We also see a few of service *amzn fields, which describe
encryption.
All right, I revealed everything except how I created my DynamoDB table:
table = client.create_table(
TableName=table_name,
KeySchema=[
{
'AttributeName': '0-pk',
'KeyType': 'HASH' # Partition key
},
{
'AttributeName': '1-sk',
'KeyType': 'RANGE' # Sort key
}
],
AttributeDefinitions=[
{
'AttributeName': '0-pk',
'AttributeType': 'S'
},
{
'AttributeName': '1-sk',
'AttributeType': 'S'
}
],
ProvisionedThroughput={
'ReadCapacityUnits': 10,
'WriteCapacityUnits': 10
}
)
Here I just define my primary (partition/hash + sort/range) keys, NoSQL business as usual.
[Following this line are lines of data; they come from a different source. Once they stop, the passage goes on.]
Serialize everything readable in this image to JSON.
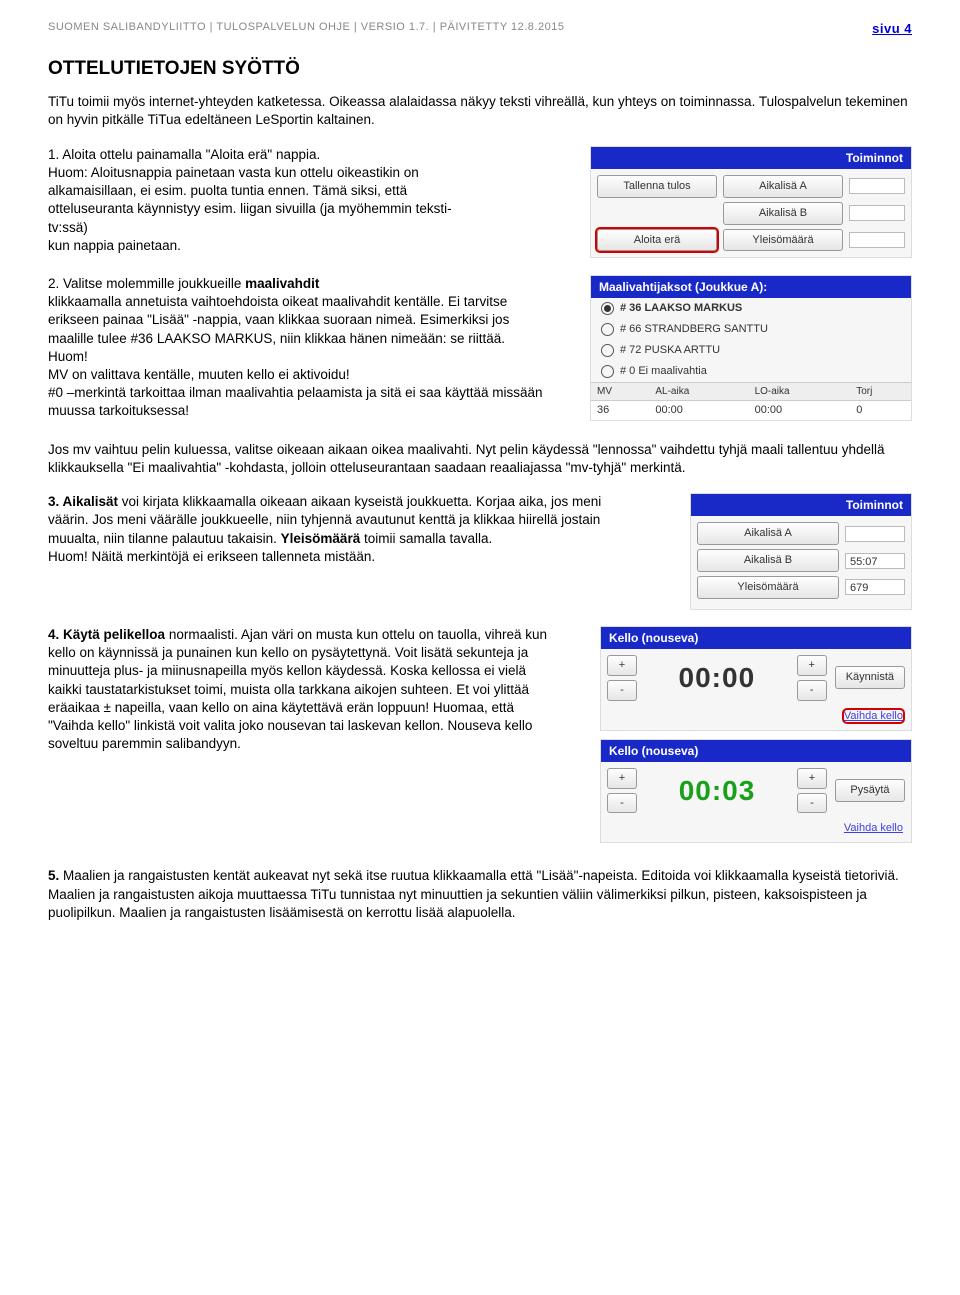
{
  "header": {
    "breadcrumb": "SUOMEN SALIBANDYLIITTO | TULOSPALVELUN OHJE | VERSIO 1.7. | PÄIVITETTY 12.8.2015",
    "page": "sivu 4"
  },
  "title": "OTTELUTIETOJEN SYÖTTÖ",
  "intro": "TiTu toimii myös internet-yhteyden katketessa. Oikeassa alalaidassa näkyy teksti vihreällä, kun yhteys on toiminnassa. Tulospalvelun tekeminen on hyvin pitkälle TiTua edeltäneen LeSportin kaltainen.",
  "s1": {
    "lead": "1. Aloita ottelu painamalla \"Aloita erä\" nappia.",
    "body1": "Huom: Aloitusnappia painetaan vasta kun ottelu oikeastikin on alkamaisillaan, ei esim. puolta tuntia ennen. Tämä siksi, että otteluseuranta käynnistyy esim. liigan sivuilla (ja myöhemmin teksti-tv:ssä)",
    "body2": "kun nappia painetaan."
  },
  "mock1": {
    "toiminnot": "Toiminnot",
    "tallenna": "Tallenna tulos",
    "aloita": "Aloita erä",
    "aA": "Aikalisä A",
    "aB": "Aikalisä B",
    "ym": "Yleisömäärä"
  },
  "s2": {
    "lead": "2. Valitse molemmille joukkueille ",
    "leadbold": "maalivahdit",
    "body": "klikkaamalla annetuista vaihtoehdoista oikeat maalivahdit kentälle. Ei tarvitse erikseen painaa \"Lisää\" -nappia, vaan klikkaa suoraan nimeä. Esimerkiksi jos maalille tulee #36 LAAKSO MARKUS, niin klikkaa hänen nimeään: se riittää. Huom!",
    "body2": "MV on valittava kentälle, muuten kello ei aktivoidu!",
    "body3": "#0 –merkintä tarkoittaa ilman maalivahtia pelaamista ja sitä ei saa käyttää missään muussa tarkoituksessa!"
  },
  "mock2": {
    "title": "Maalivahtijaksot (Joukkue A):",
    "o1": "# 36 LAAKSO MARKUS",
    "o2": "# 66 STRANDBERG SANTTU",
    "o3": "# 72 PUSKA ARTTU",
    "o4": "# 0 Ei maalivahtia",
    "h_mv": "MV",
    "h_al": "AL-aika",
    "h_lo": "LO-aika",
    "h_torj": "Torj",
    "r_mv": "36",
    "r_al": "00:00",
    "r_lo": "00:00",
    "r_torj": "0"
  },
  "para_after2": "Jos mv vaihtuu pelin kuluessa, valitse oikeaan aikaan oikea maalivahti. Nyt pelin käydessä \"lennossa\" vaihdettu tyhjä maali tallentuu yhdellä klikkauksella \"Ei maalivahtia\" -kohdasta, jolloin otteluseurantaan saadaan reaaliajassa \"mv-tyhjä\" merkintä.",
  "s3": {
    "leadbold": "3. Aikalisät",
    "body": " voi kirjata klikkaamalla oikeaan aikaan kyseistä joukkuetta. Korjaa aika, jos meni väärin. Jos meni väärälle joukkueelle, niin tyhjennä avautunut kenttä ja klikkaa hiirellä jostain muualta, niin tilanne palautuu takaisin. ",
    "yleiso": "Yleisömäärä",
    "body2": " toimii samalla tavalla.",
    "body3": "Huom! Näitä merkintöjä ei erikseen tallenneta mistään."
  },
  "mock3": {
    "toiminnot": "Toiminnot",
    "aA": "Aikalisä A",
    "vA": "",
    "aB": "Aikalisä B",
    "vB": "55:07",
    "ym": "Yleisömäärä",
    "vY": "679"
  },
  "s4": {
    "lead": "4. Käytä ",
    "leadbold": "pelikelloa",
    "body": " normaalisti. Ajan väri on musta kun ottelu on tauolla, vihreä kun kello on käynnissä ja punainen kun kello on pysäytettynä. Voit lisätä sekunteja ja minuutteja plus- ja miinusnapeilla myös kellon käydessä. Koska kellossa ei vielä kaikki taustatarkistukset toimi, muista olla tarkkana aikojen suhteen. Et voi ylittää eräaikaa ± napeilla, vaan kello on aina käytettävä erän loppuun! Huomaa, että \"Vaihda kello\" linkistä voit valita joko nousevan tai laskevan kellon. Nouseva kello soveltuu paremmin salibandyyn."
  },
  "mock4a": {
    "title": "Kello (nouseva)",
    "plus": "+",
    "minus": "-",
    "time": "00:00",
    "action": "Käynnistä",
    "link": "Vaihda kello"
  },
  "mock4b": {
    "title": "Kello (nouseva)",
    "plus": "+",
    "minus": "-",
    "time": "00:03",
    "action": "Pysäytä",
    "link": "Vaihda kello"
  },
  "s5": {
    "lead": "5.",
    "body": " Maalien ja rangaistusten kentät aukeavat nyt sekä itse ruutua klikkaamalla että \"Lisää\"-napeista. Editoida voi klikkaamalla kyseistä tietoriviä. Maalien ja rangaistusten aikoja muuttaessa TiTu tunnistaa nyt minuuttien ja sekuntien väliin välimerkiksi pilkun, pisteen, kaksoispisteen ja puolipilkun. Maalien ja rangaistusten lisäämisestä on kerrottu lisää alapuolella."
  }
}
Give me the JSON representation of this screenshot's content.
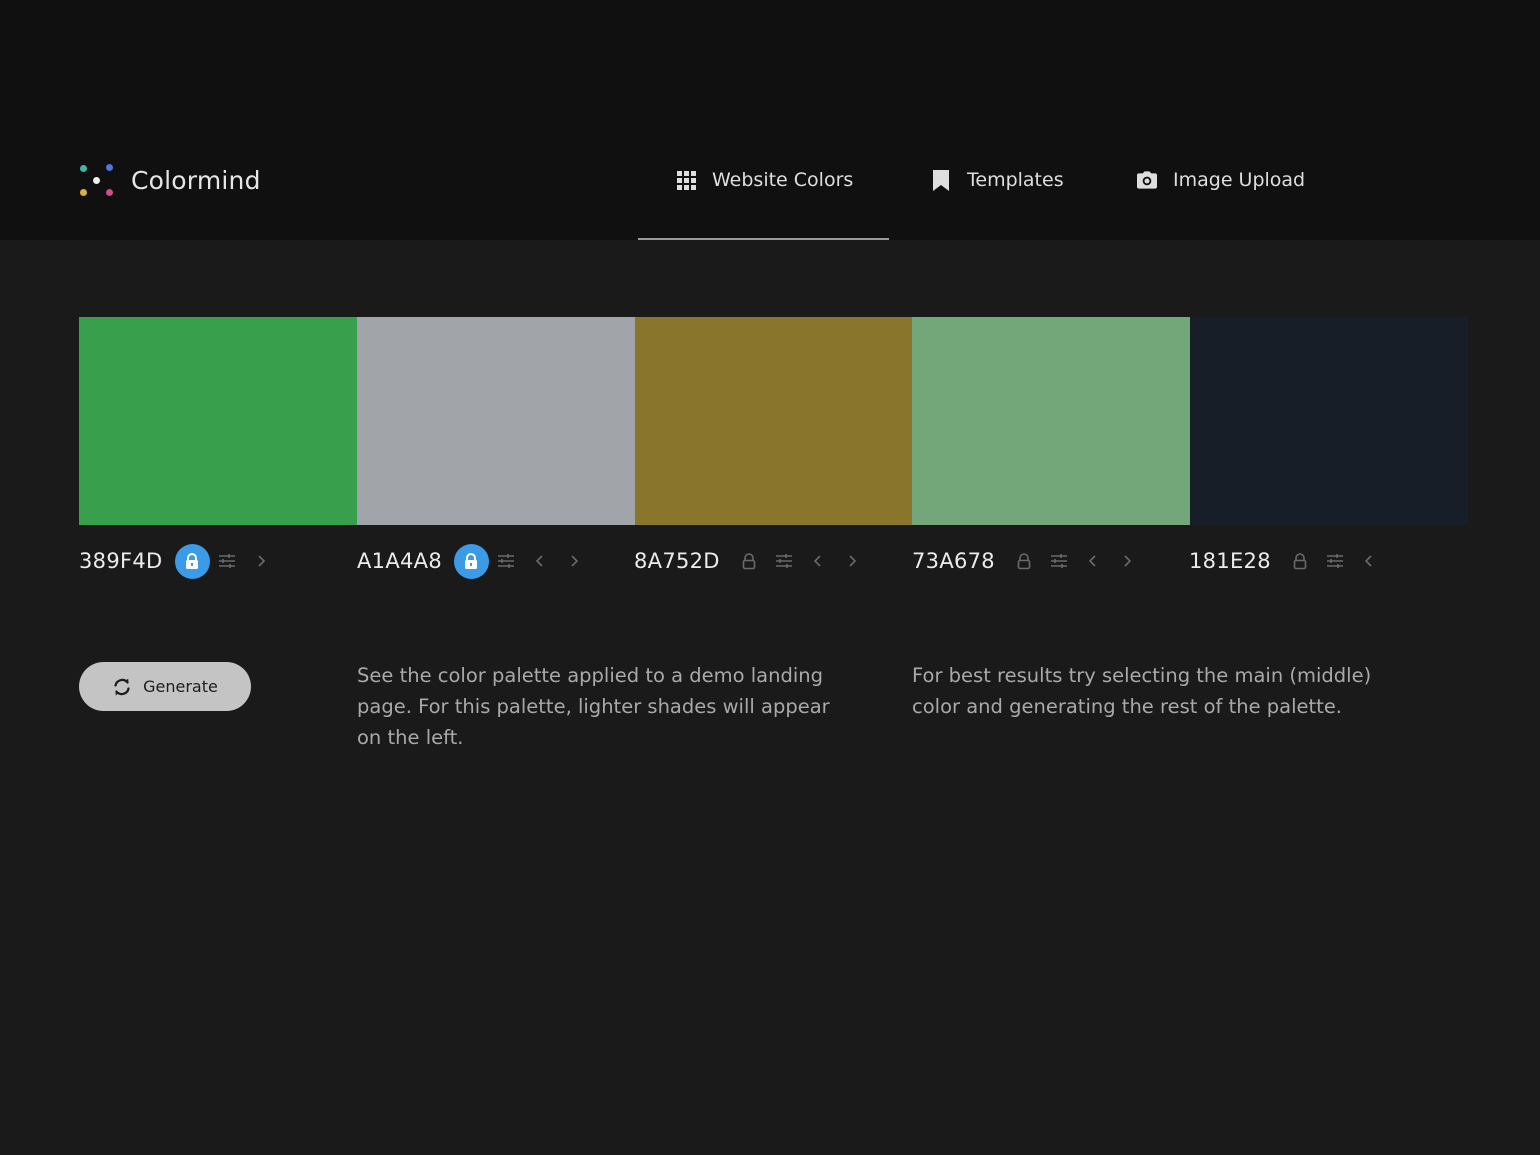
{
  "app": {
    "name": "Colormind"
  },
  "nav": {
    "items": [
      {
        "label": "Website Colors",
        "icon": "grid-icon",
        "active": true
      },
      {
        "label": "Templates",
        "icon": "bookmark-icon",
        "active": false
      },
      {
        "label": "Image Upload",
        "icon": "camera-icon",
        "active": false
      }
    ]
  },
  "palette": {
    "colors": [
      {
        "hex": "389F4D",
        "color": "#389F4D",
        "locked": true
      },
      {
        "hex": "A1A4A8",
        "color": "#A1A4A8",
        "locked": true
      },
      {
        "hex": "8A752D",
        "color": "#8A752D",
        "locked": false
      },
      {
        "hex": "73A678",
        "color": "#73A678",
        "locked": false
      },
      {
        "hex": "181E28",
        "color": "#181E28",
        "locked": false
      }
    ]
  },
  "actions": {
    "generate_label": "Generate"
  },
  "descriptions": {
    "demo": "See the color palette applied to a demo landing page. For this palette, lighter shades will appear on the left.",
    "tip": "For best results try selecting the main (middle) color and generating the rest of the palette."
  },
  "theme": {
    "background": "#1a1a1a",
    "header_background": "#101010",
    "lock_active": "#3b9be6"
  }
}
And the last most important thing - here is how I generate my wrapping and signing keys, ON PREMISES, and never give them away:
def create_asymmetric_keys():
wrapping_key_bytes = JceNameLocalDelegatedKey.generate("RSA", 4096).key
signing_key_bytes = JceNameLocalDelegatedKey.generate("SHA512withRSA", 4096).key
file_name = 'key_asymm_wrap.bin'
with open(file_name, 'wb') as f:
f.write(wrapping_key_bytes)
os.chmod(file_name, 0o600)
file_name = 'key_asymm_sign.bin'
with open(file_name, 'wb') as f:
f.write(signing_key_bytes)
os.chmod(file_name, 0o600)
This is as simple as possible, for PoC, because in production you need to organize for a proper PKI. Similarly, you may use symmetric keys instead of asymmetric ones if you want.